Ground zero for this problem has been the City of Brotherly Love, Philadelphia.

While the violence has nowhere near as severe as in London, so-called “flash mobs” (groups of teenagers who arrange meetings through social media to jump or rob random people) have left residents uneasy. Images and stories of assaults and acts of vandalism by young, mainly Black, teenagers have been painful for Black Americans nationwide to watch.

It’s also been painful for Philadelphia Mayor Michael Nutter, who has instituted a weekend curfew for teenagers in order to combat the problem. So far, no flash mobs were reported in the first weekend of the new law, but some teens have already been caught violating the rules.

Last Friday night, about 12 teenagers were arrested in Philadelphia after breaking the new 9 p.m. curfew. The teens face up to $300 in fines for their first offense. Under the new rule, parents can be fined up to $500 if their children are caught a second time and can be charged with child neglect if they don’t respond to police requests to collect arrested teenagers.

Nutter recently spoke at a Mount Carmel Baptist Church and spoke out against the flash mobs, which he says are giving Black Philadelphians a bad name.

“You’ve damaged yourself; you’ve damaged another person; you’ve damaged your peers; and, quite frankly, you’ve damaged your race,” said Nutter. He told parents, “Get your act together. Get it together, right now! Or you’re going to find yourself spending some quality time with your kids-in jail, together.”

The city has stepped up programming at youth and recreation centers on weekend nights with the goal of keeping teens off the streets doing something productive.

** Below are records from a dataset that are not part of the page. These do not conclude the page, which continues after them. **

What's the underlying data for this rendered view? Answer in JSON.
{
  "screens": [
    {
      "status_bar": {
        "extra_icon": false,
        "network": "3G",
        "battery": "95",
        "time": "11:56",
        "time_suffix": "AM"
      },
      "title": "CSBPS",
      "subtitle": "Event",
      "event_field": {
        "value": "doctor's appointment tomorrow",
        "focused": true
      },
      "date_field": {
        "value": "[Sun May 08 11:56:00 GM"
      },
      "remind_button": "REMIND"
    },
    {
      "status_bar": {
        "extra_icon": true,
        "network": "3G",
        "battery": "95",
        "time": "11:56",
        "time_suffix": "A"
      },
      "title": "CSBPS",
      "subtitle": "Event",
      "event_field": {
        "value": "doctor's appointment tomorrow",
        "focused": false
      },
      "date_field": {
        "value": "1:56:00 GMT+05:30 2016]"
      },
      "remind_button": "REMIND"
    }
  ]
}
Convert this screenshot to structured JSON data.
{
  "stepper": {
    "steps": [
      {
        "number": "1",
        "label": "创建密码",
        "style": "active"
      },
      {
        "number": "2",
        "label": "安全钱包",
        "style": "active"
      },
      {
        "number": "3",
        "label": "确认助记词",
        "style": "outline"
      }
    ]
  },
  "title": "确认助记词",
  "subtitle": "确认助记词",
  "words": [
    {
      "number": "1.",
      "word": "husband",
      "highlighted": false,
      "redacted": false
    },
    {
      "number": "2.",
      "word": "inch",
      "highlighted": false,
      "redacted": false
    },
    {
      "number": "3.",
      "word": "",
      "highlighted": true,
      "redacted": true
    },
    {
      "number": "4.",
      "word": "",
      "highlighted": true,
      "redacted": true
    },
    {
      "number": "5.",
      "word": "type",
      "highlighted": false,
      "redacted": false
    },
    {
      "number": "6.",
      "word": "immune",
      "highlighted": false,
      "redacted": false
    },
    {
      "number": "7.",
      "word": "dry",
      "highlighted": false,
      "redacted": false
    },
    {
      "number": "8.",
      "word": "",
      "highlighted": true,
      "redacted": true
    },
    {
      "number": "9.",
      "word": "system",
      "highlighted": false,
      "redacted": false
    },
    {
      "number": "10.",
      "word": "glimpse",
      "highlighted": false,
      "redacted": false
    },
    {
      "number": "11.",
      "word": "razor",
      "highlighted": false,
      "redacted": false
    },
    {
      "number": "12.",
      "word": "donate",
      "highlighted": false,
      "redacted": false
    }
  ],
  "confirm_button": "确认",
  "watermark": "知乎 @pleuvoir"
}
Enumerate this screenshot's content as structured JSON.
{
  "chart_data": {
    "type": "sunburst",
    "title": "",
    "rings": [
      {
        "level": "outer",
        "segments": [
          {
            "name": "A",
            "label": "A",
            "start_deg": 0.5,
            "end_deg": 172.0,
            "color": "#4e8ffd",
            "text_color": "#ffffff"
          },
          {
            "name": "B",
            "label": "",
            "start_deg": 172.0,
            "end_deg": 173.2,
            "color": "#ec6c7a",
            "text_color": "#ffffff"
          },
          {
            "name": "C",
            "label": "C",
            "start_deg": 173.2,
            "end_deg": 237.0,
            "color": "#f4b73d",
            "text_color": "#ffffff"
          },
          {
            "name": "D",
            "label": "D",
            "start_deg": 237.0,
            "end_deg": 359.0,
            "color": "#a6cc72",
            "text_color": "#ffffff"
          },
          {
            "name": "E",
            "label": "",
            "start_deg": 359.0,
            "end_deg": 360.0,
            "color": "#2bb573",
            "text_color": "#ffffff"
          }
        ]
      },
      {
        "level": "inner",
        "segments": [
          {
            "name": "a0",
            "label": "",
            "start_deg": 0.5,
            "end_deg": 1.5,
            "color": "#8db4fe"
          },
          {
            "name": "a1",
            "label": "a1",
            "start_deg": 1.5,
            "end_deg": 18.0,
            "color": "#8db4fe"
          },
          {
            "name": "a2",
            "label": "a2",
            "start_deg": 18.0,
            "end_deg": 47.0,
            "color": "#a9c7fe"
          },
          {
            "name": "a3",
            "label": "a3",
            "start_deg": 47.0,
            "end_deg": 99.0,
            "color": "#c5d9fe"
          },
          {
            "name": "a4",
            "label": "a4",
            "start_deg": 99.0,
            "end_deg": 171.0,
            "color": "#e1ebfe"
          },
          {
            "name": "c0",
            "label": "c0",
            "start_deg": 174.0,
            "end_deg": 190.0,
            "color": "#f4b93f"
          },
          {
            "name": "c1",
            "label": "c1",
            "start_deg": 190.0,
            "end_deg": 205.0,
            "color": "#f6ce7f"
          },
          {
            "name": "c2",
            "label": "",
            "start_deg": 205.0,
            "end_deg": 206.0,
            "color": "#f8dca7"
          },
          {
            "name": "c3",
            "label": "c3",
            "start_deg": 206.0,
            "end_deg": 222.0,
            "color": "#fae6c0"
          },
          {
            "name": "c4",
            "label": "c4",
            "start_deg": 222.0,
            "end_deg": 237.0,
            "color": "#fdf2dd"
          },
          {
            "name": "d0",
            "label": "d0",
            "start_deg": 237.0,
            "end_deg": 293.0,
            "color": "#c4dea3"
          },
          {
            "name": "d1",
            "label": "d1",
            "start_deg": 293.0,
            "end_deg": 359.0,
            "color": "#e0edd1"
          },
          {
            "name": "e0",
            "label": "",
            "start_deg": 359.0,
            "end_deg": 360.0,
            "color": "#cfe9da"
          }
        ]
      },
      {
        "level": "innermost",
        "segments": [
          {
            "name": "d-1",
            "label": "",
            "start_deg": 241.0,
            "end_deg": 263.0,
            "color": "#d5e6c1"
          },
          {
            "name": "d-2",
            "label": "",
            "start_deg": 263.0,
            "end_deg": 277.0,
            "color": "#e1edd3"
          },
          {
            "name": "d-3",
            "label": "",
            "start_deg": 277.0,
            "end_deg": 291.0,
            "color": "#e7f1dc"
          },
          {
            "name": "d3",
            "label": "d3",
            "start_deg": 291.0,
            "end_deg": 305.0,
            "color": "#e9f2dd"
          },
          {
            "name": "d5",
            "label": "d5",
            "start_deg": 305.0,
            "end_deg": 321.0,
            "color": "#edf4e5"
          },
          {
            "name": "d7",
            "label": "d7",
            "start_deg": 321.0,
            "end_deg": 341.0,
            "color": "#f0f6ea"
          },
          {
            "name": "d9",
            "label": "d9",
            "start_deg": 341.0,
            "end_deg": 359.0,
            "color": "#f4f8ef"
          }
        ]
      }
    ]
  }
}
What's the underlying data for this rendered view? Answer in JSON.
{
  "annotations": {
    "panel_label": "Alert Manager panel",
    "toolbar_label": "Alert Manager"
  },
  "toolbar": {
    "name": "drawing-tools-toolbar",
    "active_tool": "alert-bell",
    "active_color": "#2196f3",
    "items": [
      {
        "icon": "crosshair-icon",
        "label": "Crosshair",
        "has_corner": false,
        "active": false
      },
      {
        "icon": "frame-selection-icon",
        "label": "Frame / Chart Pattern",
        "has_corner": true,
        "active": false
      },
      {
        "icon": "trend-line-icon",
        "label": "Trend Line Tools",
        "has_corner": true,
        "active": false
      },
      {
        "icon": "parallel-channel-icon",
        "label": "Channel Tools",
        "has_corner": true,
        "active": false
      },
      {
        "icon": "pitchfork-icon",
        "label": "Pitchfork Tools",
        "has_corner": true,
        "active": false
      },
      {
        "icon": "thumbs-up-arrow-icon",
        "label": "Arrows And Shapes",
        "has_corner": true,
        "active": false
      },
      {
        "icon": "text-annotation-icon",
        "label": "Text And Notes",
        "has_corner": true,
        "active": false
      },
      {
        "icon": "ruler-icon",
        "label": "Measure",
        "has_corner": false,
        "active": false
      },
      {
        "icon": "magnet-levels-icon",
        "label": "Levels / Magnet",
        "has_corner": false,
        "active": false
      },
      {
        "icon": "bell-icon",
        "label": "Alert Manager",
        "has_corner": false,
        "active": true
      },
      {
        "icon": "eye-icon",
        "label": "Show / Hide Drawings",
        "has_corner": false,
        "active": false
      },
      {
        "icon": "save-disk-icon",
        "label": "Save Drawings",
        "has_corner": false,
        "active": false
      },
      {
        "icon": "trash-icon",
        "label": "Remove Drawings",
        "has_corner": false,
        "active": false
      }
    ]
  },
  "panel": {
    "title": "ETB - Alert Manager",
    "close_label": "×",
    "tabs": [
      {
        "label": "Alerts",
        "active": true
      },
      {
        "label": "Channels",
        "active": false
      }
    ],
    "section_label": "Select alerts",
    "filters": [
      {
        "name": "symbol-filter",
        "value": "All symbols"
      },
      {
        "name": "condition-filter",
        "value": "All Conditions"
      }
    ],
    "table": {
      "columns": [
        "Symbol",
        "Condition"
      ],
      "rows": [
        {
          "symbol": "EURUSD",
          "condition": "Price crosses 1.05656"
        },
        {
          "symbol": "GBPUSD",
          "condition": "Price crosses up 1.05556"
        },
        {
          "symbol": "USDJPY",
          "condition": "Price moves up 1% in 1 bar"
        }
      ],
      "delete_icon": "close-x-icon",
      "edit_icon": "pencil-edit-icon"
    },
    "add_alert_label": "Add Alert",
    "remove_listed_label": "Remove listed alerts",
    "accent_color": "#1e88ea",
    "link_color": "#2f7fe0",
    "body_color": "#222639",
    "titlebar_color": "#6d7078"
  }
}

But that doesn’t mean all was peaceful in the City of Brotherly Love.

A 16-year-old girl was stabbed following a party thrown by the city at the Erie Lanes Bowling Alley. The area had been touted as a teen safe zone.

According to reports, at around 10:20 p.m., the girl and her friends were walking to a nearby bus stop. Police said teens had been released from the event in groups. A male suspect, who had been released in one of earlier groups, tried to talk to her, eventually stabbing her after she ignored him. The girl was treated at St. Christopher’s Hospital for Children and released. The two had known each other prior to the incident.

Other cities might follows Philly’s lead, depending on the success of this early curfew. Kansas City officials have expressed interest in instituting their own form of curfew, but are taking a wait-and-see approach. According to reports, Kansas City Mayor Sly James is keeping his eye on Philadelphia.

“Is it needed? Is it appropriate? Would it work? Those are the questions we’d be asking,” said Danny Rotert, James’ spokesman, to the Kansas City Star.

Kansas City, and perhaps other American cities, may find out soon enough.